Donn spoke softly. Little more than a whisper came from his thin lips, but it seemed to fill that room of tall shadows. He held out his own gaunt fingers. “Give it to me, Carl.”

Slowly, as if moved by a power outside himself, Carl laid the metal tube in the hand of Donn.

“Taboo! Taboo!” The old pagan word rustled and murmured in dark corners, hooted mockingly up the chimney to hunt the wind. “It is forbidden.”

“But it is good!” cried Carl, with a wrench in his soul. “It is the power which can save us from the Lann and—”

“It is one of the powers which brought the Doom.” The High Doctor touched the flashlight with his wand and muttered some spell. “Would you unchain that wrath and fire again? Would you see the earth laid waste and the demons of Atmik raging over the sky and folk falling dead of fire and hunger and plague and the blue glow—cursing your name as they died? Taboo, taboo!”

Carl sat numbly, hardly aware of the stern words snapping from that suddenly grim face:

“You have broken the law. You entered the accursed City and consorted with witches. You opened a door on the powers of the Doom, and you brought one of those very devils home with you. Fools! You wanted to help the Dalesmen? Be glad you haven’t destroyed them!”

After a moment, Donn spoke a little more gently. “Still, it is plain that some god protected you, for no harm that I can see has been done. I shall offer this light as a sacrifice to appease any anger in heaven. I shall throw it into the sacred well. And tomorrow you must come to the temple and have the sin taken off you— but that need only be marking your foreheads in the blood of a calf which you must bring. You meant well, and for that you shall be forgiven.”

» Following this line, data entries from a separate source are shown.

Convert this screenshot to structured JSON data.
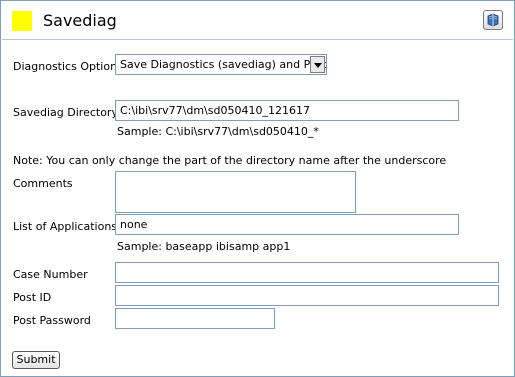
{
  "header": {
    "title": "Savediag",
    "help_icon": "help-book-icon"
  },
  "form": {
    "diagnostics_options": {
      "label": "Diagnostics Options",
      "selected": "Save Diagnostics (savediag) and Post"
    },
    "savediag_directory": {
      "label": "Savediag Directory",
      "value": "C:\\ibi\\srv77\\dm\\sd050410_121617",
      "sample": "Sample: C:\\ibi\\srv77\\dm\\sd050410_*"
    },
    "note": "Note: You can only change the part of the directory name after the underscore",
    "comments": {
      "label": "Comments",
      "value": ""
    },
    "applications": {
      "label": "List of Applications",
      "value": "none",
      "sample": "Sample: baseapp ibisamp app1"
    },
    "case_number": {
      "label": "Case Number",
      "value": ""
    },
    "post_id": {
      "label": "Post ID",
      "value": ""
    },
    "post_password": {
      "label": "Post Password",
      "value": ""
    },
    "submit_label": "Submit"
  }
}
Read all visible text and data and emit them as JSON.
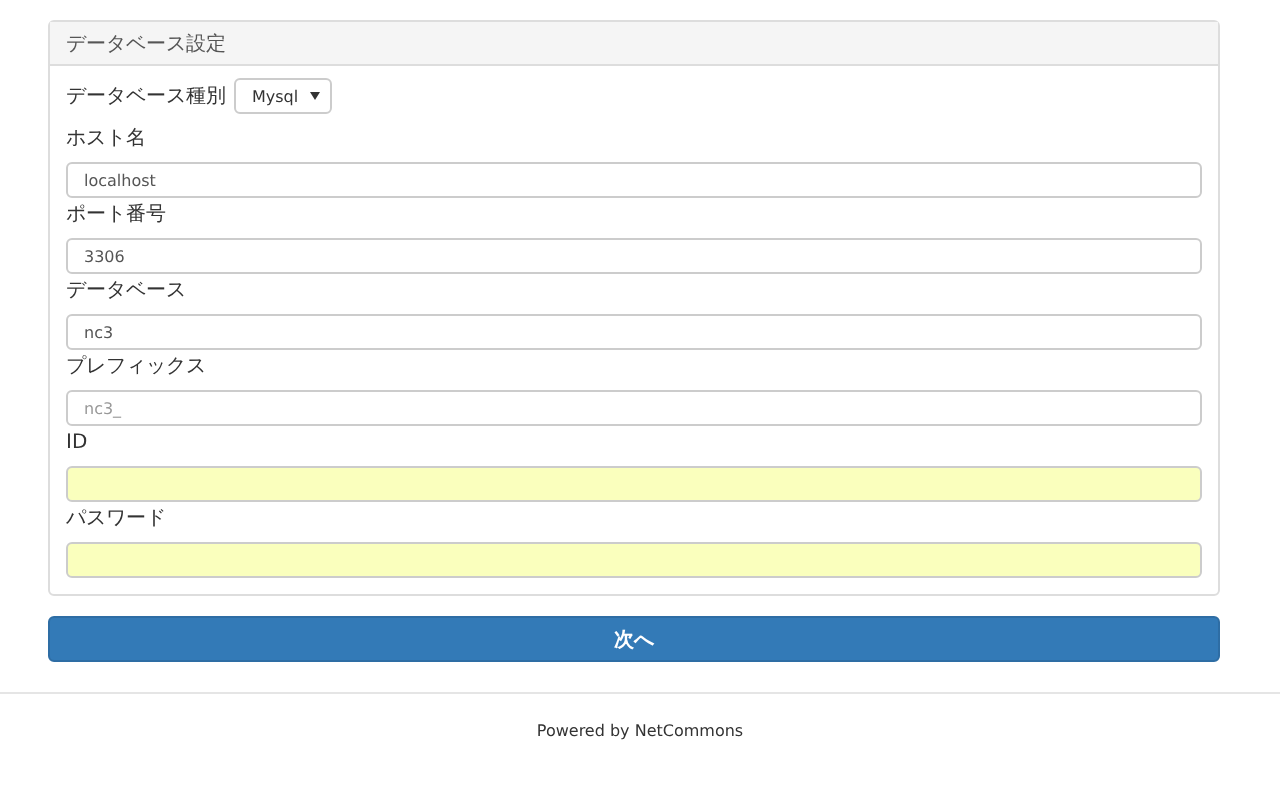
{
  "panel": {
    "title": "データベース設定",
    "db_type": {
      "label": "データベース種別",
      "value": "Mysql"
    },
    "fields": [
      {
        "label": "ホスト名",
        "value": "localhost",
        "autofilled": false
      },
      {
        "label": "ポート番号",
        "value": "3306",
        "autofilled": false
      },
      {
        "label": "データベース",
        "value": "nc3",
        "autofilled": false
      },
      {
        "label": "プレフィックス",
        "placeholder": "nc3_",
        "autofilled": false
      },
      {
        "label": "ID",
        "autofilled": true
      },
      {
        "label": "パスワード",
        "autofilled": true
      }
    ]
  },
  "next_button": "次へ",
  "footer": "Powered by NetCommons"
}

The sternness came back like the clash of iron chains: “But there shall be no more of this.

Ralph, you know the law as well as I do, and we have both been lax about enforcing it. This is certainly not the first time a trader to the City went inside the taboo circle. But it shall be the last. From now on, the law of the Dales shall be carried out to the full. And that law says—for breaking the taboo on ancient works and magic, the penalty is death!”